A possible explanation for the persistence of differences between platforms relates to their differing participant compensation policies. Prolific explicitly outlines a policy regarding acceptable methods for researchers to ensure that they only pay for high-quality data. Specifically, Prolific permits the use of attention-check and comprehension-check questions to assess participant disengagement as a basis to deny compensation76. In contrast, MTurk policies do not discuss disengagement as a basis to deny compensation. It stands to reason that the presence of this policy on Prolific, and its absence on MTurk, could impact results, particularly for studies in which attention is a dependent variable. In alignment with our original hypothesis, Prolific’s policy may reduce attentional disengagement by increasing the perceived risk of losing compensation for it. Supporting this notion, previous studies have found that offering incentives can motivate participants to decrease mind wandering in attention tasks77. Alternatively, Prolific’s policy may select against participants with a higher trait-level propensity for disengagement. This could explain the between-platform differences in individual trait questionnaire scores, self-reported disengagement, and attention-task performance. At the same time, Prolific’s policy may function as a demand characteristic that encourages a conservative response bias on individual trait questionnaires of disengagement, mind wandering probes, and questions about multitasking. This could explain why the Prolific sample had weak, non-significant correlations between traits related to disengagement and task performance, in contrast to the strong, significant correlations found between these variables in the MTurk sample. Further research is needed to explore these speculations.

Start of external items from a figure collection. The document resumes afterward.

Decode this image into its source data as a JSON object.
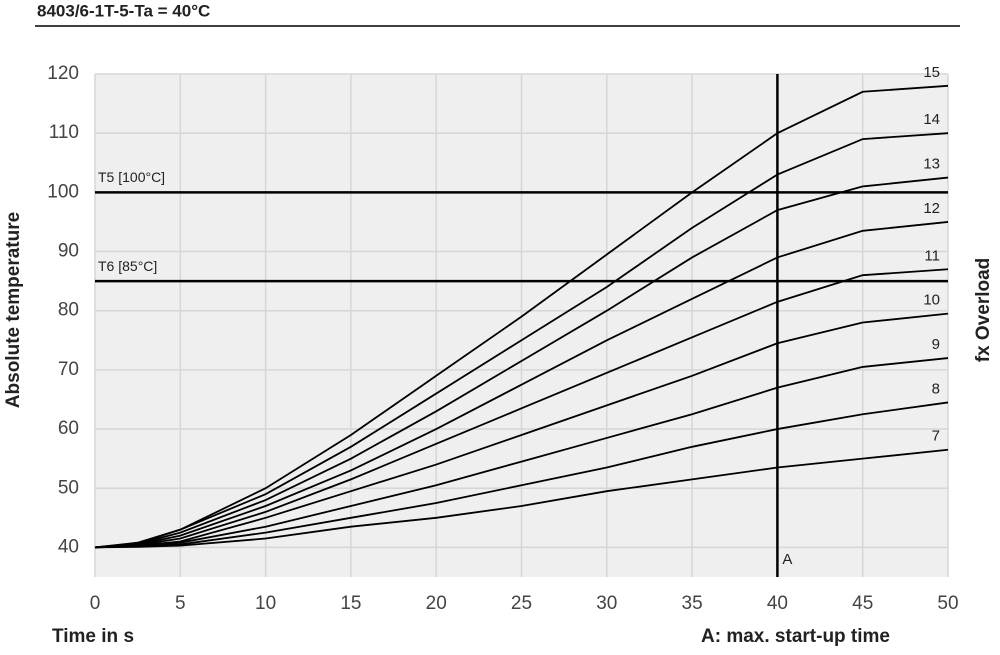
{
  "chart_data": {
    "type": "line",
    "title": "8403/6-1T-5-Ta = 40°C",
    "x_label": "Time in s",
    "y_label": "Absolute temperature",
    "y2_label": "fx Overload",
    "note": "A: max. start-up time",
    "x": [
      0,
      2.5,
      5,
      10,
      15,
      20,
      25,
      30,
      35,
      40,
      45,
      50
    ],
    "series": [
      {
        "name": "7",
        "color": "#000000",
        "values": [
          40,
          40.1,
          40.3,
          41.5,
          43.5,
          45,
          47,
          49.5,
          51.5,
          53.5,
          55,
          56.5
        ]
      },
      {
        "name": "8",
        "color": "#000000",
        "values": [
          40,
          40.2,
          40.5,
          42.5,
          45,
          47.5,
          50.5,
          53.5,
          57,
          60,
          62.5,
          64.5
        ]
      },
      {
        "name": "9",
        "color": "#000000",
        "values": [
          40,
          40.2,
          40.8,
          43.5,
          47,
          50.5,
          54.5,
          58.5,
          62.5,
          67,
          70.5,
          72
        ]
      },
      {
        "name": "10",
        "color": "#000000",
        "values": [
          40,
          40.3,
          41,
          45,
          49.5,
          54,
          59,
          64,
          69,
          74.5,
          78,
          79.5
        ]
      },
      {
        "name": "11",
        "color": "#000000",
        "values": [
          40,
          40.4,
          41.5,
          46,
          51.5,
          57.5,
          63.5,
          69.5,
          75.5,
          81.5,
          86,
          87
        ]
      },
      {
        "name": "12",
        "color": "#000000",
        "values": [
          40,
          40.5,
          42,
          47,
          53,
          60,
          67.5,
          75,
          82,
          89,
          93.5,
          95
        ]
      },
      {
        "name": "13",
        "color": "#000000",
        "values": [
          40,
          40.6,
          42.5,
          48,
          55,
          63,
          71.5,
          80,
          89,
          97,
          101,
          102.5
        ]
      },
      {
        "name": "14",
        "color": "#000000",
        "values": [
          40,
          40.7,
          43,
          49,
          57,
          66,
          75,
          84,
          94,
          103,
          109,
          110
        ]
      },
      {
        "name": "15",
        "color": "#000000",
        "values": [
          40,
          40.8,
          43,
          50,
          59,
          69,
          79,
          89.5,
          100,
          110,
          117,
          118
        ]
      }
    ],
    "hlines": [
      {
        "value": 100,
        "label": "T5 [100°C]"
      },
      {
        "value": 85,
        "label": "T6 [85°C]"
      }
    ],
    "vline": {
      "value": 40,
      "label": "A"
    },
    "xlim": [
      0,
      50
    ],
    "xticks": [
      0,
      5,
      10,
      15,
      20,
      25,
      30,
      35,
      40,
      45,
      50
    ],
    "ylim": [
      35,
      120
    ],
    "yticks": [
      40,
      50,
      60,
      70,
      80,
      90,
      100,
      110,
      120
    ],
    "grid": true
  }
}
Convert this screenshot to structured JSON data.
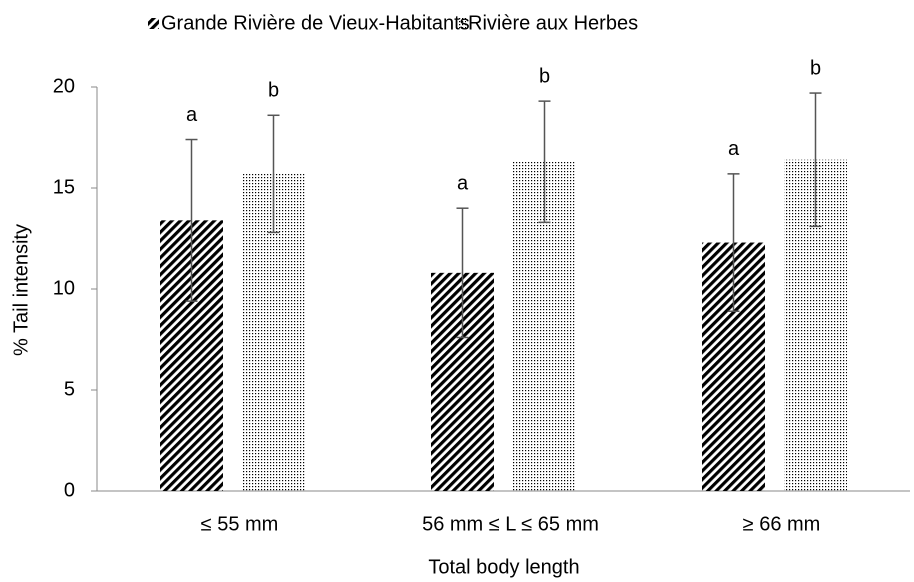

Overall, increasing MTurk remuneration and reputation criteria from E1 to E2 reduced the size of differences between platforms across multiple study variables, but some new differences emerged. While dropout rates did not differ between Prolific and MTurk in E1, there were significantly fewer dropouts from MTurk in E2. This may relate to the increase in remuneration for the MTurk sample, since participants were only remunerated if they fully completed the experiment. Furthermore, while equivalent in terms of purchasing power parity, the remuneration offered to Prolific participants was relatively low for the platform, whereas that offered to MTurk participants was relatively high, which may have disproportionately motivated them to finish the experiment. We also observed a large number of E2 MTurk participants reporting an ineligible age in the demographics questionnaire. The increase in remuneration could have motivated more MTurk participants to lie in the screening questionnaire, while the increase in reputation criteria may also have yielded a sample that was more adept at circumventing screening measures.

Conclusion

In the present study, we hypothesized that increased risk of negative consequences for poor task performance could decrease attentional disengagement. While investigating this hypothesis, we stumbled across surprising differences in participant disengagement, in terms of task performance, mind wandering, and individual traits between two popular online recruitment platforms, namely Prolific and MTurk. Across two experiments (E1 and E2), MTurk participants exhibited higher attentional disengagement in an attention task and distinct patterns of relations between individual trait and task variables compared to Prolific participants. Results of our risk manipulation also varied as a function of platform and MTurk recruitment method, which changed from E1 to E2. Increasing MTurk remuneration and reputation controls reduced, but did not eliminate, differences between platforms. Additional controls implemented on Prolific may explain this gap, potentially including their participant remuneration policy. Future research is needed to test this possibility. Nevertheless, researchers should be aware of how choices of recruitment platform and methods may impact results in the context of cognitive tasks.